The Gram-negative bacterial genus Elizabethkingia displays natural multiple antimicrobial resistance and is an emerging pathogen. One of the therapeutic agents still effective in the treatment of the Elizabethkingia are the fluoroquinolones (e.g. ciprofloxacin). Even though these drugs are effective, the emergence of target gene mutation-mediated resistance has been reported in E. anophelis and E. meningoseptica. Fluroquinolones target DNA biosynthesis by inactivating the DNA gyrase and topoisomerase IV which are produced by the gyrAB and parCE genes. I now intend to determine the mechanisms by which Elizabethkingia species become resistant to the fluoroquinolone ciprofloxacin. I hypothesized that any fluoroquinolone-resistant mutants would exhibit compromised growth, elevated MICs, and mutations in the quinolone resistance-determining regions (QRDRs) of gyrAB and/or parCE. First, I isolated fluoroquinolone-resistant mutants via single-step selection in media containing ciprofloxacin. Standard minimum inhibitory concentration assays were performed to compare suspected mutants to the parent.
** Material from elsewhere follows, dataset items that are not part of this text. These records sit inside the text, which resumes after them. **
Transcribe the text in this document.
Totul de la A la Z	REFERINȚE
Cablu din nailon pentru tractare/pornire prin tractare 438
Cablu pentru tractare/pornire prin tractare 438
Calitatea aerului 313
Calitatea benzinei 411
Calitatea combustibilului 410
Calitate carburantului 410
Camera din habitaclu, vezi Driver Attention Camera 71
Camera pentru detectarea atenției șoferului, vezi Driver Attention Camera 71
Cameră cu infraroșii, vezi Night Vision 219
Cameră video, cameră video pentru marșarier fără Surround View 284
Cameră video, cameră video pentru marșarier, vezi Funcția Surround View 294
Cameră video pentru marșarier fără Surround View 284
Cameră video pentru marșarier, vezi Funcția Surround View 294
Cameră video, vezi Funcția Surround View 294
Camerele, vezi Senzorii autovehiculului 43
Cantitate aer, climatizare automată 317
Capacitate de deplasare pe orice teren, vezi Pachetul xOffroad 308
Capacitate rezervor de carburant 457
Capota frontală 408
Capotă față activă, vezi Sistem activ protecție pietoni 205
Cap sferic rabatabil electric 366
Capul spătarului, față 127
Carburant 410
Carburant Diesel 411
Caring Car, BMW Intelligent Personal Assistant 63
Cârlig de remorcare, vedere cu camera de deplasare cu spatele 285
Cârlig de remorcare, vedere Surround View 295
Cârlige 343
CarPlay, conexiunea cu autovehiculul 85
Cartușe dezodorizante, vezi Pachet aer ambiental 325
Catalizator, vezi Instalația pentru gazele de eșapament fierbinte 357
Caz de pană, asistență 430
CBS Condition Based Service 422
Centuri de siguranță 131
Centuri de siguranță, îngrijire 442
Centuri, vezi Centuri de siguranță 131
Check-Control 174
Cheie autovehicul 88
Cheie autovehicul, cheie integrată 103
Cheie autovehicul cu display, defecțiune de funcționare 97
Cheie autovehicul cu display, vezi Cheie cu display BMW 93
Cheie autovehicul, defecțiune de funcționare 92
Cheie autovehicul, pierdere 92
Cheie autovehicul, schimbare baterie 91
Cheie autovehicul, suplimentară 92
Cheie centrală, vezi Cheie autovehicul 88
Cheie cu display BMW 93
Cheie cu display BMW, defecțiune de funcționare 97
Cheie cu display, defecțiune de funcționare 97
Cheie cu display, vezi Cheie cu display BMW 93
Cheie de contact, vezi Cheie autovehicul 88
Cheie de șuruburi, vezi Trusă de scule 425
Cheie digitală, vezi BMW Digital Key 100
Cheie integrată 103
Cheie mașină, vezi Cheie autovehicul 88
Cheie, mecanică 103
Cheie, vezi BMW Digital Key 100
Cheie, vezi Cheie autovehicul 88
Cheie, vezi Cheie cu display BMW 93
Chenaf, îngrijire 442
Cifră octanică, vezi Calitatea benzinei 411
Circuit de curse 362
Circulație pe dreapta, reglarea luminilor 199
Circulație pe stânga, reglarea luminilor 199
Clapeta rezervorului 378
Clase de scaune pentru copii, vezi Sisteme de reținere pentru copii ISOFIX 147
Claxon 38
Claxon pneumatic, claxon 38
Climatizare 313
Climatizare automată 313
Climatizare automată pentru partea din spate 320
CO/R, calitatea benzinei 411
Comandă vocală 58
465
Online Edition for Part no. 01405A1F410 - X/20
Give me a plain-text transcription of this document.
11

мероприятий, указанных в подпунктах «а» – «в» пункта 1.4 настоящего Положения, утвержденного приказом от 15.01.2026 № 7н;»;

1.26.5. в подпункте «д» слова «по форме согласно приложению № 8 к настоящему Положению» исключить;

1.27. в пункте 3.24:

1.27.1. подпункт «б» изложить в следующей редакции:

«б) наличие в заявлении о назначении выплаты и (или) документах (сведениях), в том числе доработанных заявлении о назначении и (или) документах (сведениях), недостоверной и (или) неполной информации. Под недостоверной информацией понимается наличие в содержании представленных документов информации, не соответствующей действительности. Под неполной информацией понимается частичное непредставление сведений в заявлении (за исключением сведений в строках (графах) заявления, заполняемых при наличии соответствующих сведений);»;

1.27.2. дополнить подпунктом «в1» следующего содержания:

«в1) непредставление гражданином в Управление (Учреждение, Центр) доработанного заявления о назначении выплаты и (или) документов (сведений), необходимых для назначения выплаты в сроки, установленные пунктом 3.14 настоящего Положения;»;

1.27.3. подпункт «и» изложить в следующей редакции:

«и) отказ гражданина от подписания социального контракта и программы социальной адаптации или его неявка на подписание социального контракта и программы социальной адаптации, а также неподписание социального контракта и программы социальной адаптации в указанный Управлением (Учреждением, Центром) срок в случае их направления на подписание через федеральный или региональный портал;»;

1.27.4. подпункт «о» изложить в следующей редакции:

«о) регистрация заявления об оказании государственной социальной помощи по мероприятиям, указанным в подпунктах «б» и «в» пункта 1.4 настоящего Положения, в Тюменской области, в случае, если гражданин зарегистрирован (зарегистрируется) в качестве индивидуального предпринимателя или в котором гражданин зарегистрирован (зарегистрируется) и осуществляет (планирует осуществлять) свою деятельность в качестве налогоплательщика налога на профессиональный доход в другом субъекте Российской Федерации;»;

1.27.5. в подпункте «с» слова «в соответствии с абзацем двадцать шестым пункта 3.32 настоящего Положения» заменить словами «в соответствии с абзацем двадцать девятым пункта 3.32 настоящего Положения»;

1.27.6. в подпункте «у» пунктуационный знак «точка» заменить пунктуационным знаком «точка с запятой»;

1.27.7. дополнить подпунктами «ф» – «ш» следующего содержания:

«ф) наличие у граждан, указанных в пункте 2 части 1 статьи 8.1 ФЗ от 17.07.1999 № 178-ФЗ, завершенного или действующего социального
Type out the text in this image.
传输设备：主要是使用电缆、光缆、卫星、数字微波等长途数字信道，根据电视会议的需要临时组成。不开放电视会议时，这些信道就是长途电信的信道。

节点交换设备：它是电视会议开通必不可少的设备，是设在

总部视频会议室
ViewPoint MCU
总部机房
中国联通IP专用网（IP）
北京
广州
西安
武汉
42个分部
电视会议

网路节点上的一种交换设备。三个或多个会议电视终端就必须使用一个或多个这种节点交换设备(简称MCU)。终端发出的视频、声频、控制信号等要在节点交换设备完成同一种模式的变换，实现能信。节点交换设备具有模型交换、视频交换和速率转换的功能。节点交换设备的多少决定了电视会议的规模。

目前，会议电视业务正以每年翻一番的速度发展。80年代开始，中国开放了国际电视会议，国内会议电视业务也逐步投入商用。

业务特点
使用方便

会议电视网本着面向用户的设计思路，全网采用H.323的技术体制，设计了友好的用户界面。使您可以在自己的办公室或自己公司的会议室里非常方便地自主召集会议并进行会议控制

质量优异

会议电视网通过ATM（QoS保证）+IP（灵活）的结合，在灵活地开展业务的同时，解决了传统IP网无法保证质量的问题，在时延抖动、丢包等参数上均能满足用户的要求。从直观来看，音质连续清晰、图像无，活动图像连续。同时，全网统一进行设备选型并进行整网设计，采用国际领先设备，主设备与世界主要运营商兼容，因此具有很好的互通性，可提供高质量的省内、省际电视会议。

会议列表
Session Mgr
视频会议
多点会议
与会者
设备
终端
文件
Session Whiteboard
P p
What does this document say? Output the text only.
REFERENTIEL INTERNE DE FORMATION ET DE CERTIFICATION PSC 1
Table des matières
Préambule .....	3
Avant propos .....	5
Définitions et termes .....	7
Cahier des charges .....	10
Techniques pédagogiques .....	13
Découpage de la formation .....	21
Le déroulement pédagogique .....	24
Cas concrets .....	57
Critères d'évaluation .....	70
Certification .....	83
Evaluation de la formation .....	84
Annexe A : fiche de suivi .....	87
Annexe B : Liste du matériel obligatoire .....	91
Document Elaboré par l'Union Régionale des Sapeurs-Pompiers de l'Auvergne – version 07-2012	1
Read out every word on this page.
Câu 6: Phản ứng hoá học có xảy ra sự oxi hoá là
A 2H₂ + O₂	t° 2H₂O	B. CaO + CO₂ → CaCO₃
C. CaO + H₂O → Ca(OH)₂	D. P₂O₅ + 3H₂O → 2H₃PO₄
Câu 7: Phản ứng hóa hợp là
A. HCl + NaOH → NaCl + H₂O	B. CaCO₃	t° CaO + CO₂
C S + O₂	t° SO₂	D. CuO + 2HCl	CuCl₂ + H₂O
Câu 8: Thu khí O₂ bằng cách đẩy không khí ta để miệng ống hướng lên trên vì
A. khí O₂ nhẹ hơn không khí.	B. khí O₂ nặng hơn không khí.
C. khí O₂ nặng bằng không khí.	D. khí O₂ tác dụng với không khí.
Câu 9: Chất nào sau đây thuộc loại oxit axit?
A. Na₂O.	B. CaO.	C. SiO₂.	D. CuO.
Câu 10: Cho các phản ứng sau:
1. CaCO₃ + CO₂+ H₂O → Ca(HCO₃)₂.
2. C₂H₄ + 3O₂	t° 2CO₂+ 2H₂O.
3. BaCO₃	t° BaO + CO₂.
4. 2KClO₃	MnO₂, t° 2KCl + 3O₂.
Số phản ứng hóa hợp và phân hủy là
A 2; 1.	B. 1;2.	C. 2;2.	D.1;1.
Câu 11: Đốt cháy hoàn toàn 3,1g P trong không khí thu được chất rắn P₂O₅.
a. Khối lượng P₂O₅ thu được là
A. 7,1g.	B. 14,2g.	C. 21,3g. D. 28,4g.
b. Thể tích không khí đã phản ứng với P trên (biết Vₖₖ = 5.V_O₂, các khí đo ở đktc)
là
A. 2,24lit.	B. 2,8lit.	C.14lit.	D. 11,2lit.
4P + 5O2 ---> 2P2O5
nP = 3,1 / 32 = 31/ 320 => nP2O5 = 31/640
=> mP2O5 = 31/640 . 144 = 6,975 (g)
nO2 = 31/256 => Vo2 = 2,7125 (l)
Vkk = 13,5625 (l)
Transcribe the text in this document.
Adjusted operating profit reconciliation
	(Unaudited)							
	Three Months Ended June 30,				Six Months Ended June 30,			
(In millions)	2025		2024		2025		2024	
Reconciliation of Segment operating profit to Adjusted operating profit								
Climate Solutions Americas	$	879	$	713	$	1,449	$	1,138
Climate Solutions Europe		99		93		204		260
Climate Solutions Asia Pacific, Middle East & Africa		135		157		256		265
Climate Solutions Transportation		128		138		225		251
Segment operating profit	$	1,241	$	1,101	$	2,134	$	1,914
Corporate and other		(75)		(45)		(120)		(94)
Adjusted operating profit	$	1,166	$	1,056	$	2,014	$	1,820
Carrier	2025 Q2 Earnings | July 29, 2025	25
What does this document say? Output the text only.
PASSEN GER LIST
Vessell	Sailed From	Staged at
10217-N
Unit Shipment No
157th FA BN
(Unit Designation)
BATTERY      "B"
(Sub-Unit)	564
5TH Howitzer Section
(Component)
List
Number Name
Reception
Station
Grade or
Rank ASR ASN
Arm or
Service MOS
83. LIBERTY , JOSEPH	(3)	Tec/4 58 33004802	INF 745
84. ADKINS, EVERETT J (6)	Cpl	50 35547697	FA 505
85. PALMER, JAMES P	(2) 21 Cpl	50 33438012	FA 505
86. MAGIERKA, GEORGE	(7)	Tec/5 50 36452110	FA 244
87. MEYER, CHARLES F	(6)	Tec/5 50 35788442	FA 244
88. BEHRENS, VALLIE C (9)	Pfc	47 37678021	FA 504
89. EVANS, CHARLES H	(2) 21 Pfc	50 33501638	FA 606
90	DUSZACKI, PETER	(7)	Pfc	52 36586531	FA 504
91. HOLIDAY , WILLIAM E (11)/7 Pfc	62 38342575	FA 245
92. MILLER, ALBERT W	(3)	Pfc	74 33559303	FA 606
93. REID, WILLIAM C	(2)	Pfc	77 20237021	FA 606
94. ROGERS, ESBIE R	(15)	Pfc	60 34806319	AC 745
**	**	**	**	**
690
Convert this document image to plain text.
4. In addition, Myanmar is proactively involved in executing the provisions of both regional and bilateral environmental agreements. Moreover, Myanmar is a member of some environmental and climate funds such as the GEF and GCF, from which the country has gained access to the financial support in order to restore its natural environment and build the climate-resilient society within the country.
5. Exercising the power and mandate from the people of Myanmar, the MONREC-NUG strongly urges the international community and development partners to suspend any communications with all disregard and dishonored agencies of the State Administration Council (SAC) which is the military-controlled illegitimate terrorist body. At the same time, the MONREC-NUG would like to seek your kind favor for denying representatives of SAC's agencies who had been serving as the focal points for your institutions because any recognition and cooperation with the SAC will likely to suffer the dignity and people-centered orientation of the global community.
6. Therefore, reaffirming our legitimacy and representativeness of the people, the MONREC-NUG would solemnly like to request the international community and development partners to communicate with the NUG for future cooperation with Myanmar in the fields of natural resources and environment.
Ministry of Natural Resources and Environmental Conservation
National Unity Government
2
I also performed checkerboard assays to assess potential synergistic interactions between ciprofloxacin and the cell wall active antibiotic vancomycin. Changes in the growth of the mutants were compared to the parent strains using standard growth curves. Finally, I utilized cloning and Sanger sequencing to determine the sequences of the QRDRs in gyrAB and parCE in the confirmed fluoroquinolone-resistant mutants of E. ursingii. I determined that fluoroquinolone-resistant mutants showed MICs elevated up to 32-fold compared to their parent strains. Checkerboard assays showed that the drug interaction was not synergistic. I demonstrated slowed growth in almost all fluoroquinolone-resistant mutants compared to their respective parent strains, suggesting a growth fitness cost from the acquisition of fluoroquinolone resistance mutations. Sanger sequencing of the QRDRs in E. bruuniana did not reveal the presence of mutations common to other fluoroquinolone-resistant Gram-negative ii bacteria. Further sequencing and experimentation are necessary to determine the mechanisms by which E. bruuniana acquires fluoroquinolone resistance.